Und dafür haben die magischen SCs in FreeFATE auch einen eindeutigen Vorteil gegenüber den magischen Professionen der meisten anderen Systeme: Der normale Zaubern-Stunt (Fertigkeitentausch) kann - so man ausreichend Zeit hat - unbegrenzt von sonstigen Ressourcen beliebig oft eingesetzt werden. Das sieht bei DSA (meinem ehemaligen Haussystem) deutlich anders aus.
Ich möchte also nicht die Magie beschränken, ich möchte sie nur nicht gegenüber den anderen Regelmechanismen künstlich aufwerten.
Nachtrag:
Mir ist eingefallen, welche Kategorie ich vergessen habe: Antimagie!
Antimagie:
Ich sehe hier zwei Anwendungsmöglichkeiten:
a) Das aufheben bereits wirkender Zauber:
Würde ich über das Faktenschaffen regeln: "Du bist entzaubert!" Würde daher zwingend einen FATE-Punkt kosten. Ggf. kann man ja sogar ein "Faktenduell" mit dem Verzauberer austragen: Wer bereit ist, mehr FATE-Punkte auszugeben, der gewinnt. UND man könnte sogar zulassen, dass man Zauber mit zusätzlichen FATE-Punkten von anfang an zusätzlich absichert. Der Fakt "stockdunkel" der auf einem Raum liegt, könnte vom Zauberer mit einem zusätzlichen FATE-Punkt ausgestattet worden sein. Das kostet den Entzauberer dann auch mindestens zwei FATE-Punkte, den Zauber aufzuheben.

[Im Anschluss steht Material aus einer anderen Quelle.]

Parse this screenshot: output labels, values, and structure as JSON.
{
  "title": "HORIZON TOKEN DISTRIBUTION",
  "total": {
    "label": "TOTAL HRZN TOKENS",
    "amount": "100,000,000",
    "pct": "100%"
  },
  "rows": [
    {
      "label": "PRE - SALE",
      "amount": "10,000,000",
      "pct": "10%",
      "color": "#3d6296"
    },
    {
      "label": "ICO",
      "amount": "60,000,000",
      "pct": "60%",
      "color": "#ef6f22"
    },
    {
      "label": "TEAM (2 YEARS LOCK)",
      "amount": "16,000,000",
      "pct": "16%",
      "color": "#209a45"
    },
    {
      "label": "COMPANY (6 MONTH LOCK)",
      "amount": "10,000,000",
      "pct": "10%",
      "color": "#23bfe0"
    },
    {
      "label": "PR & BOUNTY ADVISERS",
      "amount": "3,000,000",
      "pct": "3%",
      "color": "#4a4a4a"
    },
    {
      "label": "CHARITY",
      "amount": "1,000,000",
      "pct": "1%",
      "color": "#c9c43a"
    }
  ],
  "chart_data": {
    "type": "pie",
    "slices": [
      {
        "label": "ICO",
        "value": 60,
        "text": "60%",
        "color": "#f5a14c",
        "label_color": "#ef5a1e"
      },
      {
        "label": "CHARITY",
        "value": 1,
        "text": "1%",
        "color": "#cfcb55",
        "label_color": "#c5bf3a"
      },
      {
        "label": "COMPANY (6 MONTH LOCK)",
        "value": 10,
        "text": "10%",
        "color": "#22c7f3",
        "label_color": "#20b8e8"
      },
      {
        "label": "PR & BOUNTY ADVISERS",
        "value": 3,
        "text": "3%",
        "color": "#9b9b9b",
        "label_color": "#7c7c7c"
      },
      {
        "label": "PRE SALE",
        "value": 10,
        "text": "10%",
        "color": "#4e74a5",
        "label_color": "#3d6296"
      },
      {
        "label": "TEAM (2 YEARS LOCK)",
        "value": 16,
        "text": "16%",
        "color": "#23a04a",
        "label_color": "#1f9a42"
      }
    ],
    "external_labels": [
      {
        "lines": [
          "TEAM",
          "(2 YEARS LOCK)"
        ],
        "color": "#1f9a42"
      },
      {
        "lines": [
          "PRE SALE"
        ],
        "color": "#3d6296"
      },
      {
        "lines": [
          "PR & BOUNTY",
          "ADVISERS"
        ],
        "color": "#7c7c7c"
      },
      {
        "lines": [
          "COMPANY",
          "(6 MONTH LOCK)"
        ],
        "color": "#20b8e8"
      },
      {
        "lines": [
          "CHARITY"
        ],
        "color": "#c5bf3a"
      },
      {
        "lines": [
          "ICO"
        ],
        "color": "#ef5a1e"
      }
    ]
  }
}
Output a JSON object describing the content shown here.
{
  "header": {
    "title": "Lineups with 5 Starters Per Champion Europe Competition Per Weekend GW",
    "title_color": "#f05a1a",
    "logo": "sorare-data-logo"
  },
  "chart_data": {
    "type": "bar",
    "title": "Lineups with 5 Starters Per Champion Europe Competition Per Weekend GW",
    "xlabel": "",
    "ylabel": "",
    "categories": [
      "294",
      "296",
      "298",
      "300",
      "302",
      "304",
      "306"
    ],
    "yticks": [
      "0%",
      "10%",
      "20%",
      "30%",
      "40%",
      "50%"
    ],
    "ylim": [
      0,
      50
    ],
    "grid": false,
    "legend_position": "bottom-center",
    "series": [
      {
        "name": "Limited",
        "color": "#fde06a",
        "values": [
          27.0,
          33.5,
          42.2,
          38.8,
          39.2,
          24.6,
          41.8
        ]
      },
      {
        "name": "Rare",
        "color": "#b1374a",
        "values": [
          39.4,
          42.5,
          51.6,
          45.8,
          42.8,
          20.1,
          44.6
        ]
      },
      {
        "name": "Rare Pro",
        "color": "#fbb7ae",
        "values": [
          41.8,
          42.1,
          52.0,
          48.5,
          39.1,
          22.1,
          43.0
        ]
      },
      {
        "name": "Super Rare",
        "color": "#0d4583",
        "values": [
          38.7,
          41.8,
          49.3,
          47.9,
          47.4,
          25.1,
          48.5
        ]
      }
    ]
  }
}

b) Das Verteidigen gegen noch kommende Zauber:
Block bei Personen.
Alternativ auch: Fakt erschaffen für Szene, z.B. "Schwer zu verzaubern". Würde dann den Verzauberer einen FATE-Punkt mehr kosten, das Areal mit einem neuen Fakt zu verzaubern.
boooh:
Wobei du nicht vergessen darfs das ein normaler Kämpfercharakter unbegrenzt oft mit seinem Schwert zuschlagen kann
und der Spieler eines magischen SC´s notgedrungen zur "Rampensau" ;) wird da er dafür sorgen muss Fatepunkte zu kriegen um überhaupt Zaubern zu können (max. 10 Zauber pro abend wenn er oder der SL nicht dauernd seine aspekte reizt)
Silent:
Einiges könnte man aber auch als Manöver erlauben, statt von Fakten schaffen zu sprechen. Hat auch den Vorteil, das Fakten eigentlich von permanenter Natur sind, Manöver sich entweder schnell von selbst erledigen (Weil Momentaner Vorteil nur) oder ein Gegenmanöver (Antimagie!) verlangen.
Fliegen würde ich ja genauso handhaben wie Verwandlung.
Alternativ gibt es in LoA den Stunt "Flight" welcher auf Athletik angewandt wird, dadurch würde Fliegen erst mit "verbessertem Zaubern" gelingen.
Wenn man einen Magier spielt, der gerne Feuerbälle schmeißt und nicht einen FatePunkteEsel im Keller hat, lohnt sich ja der Ritualstunt, damit man ohne Zeitverlängerung oder FP Einsatz in jeder Runde schießen kann.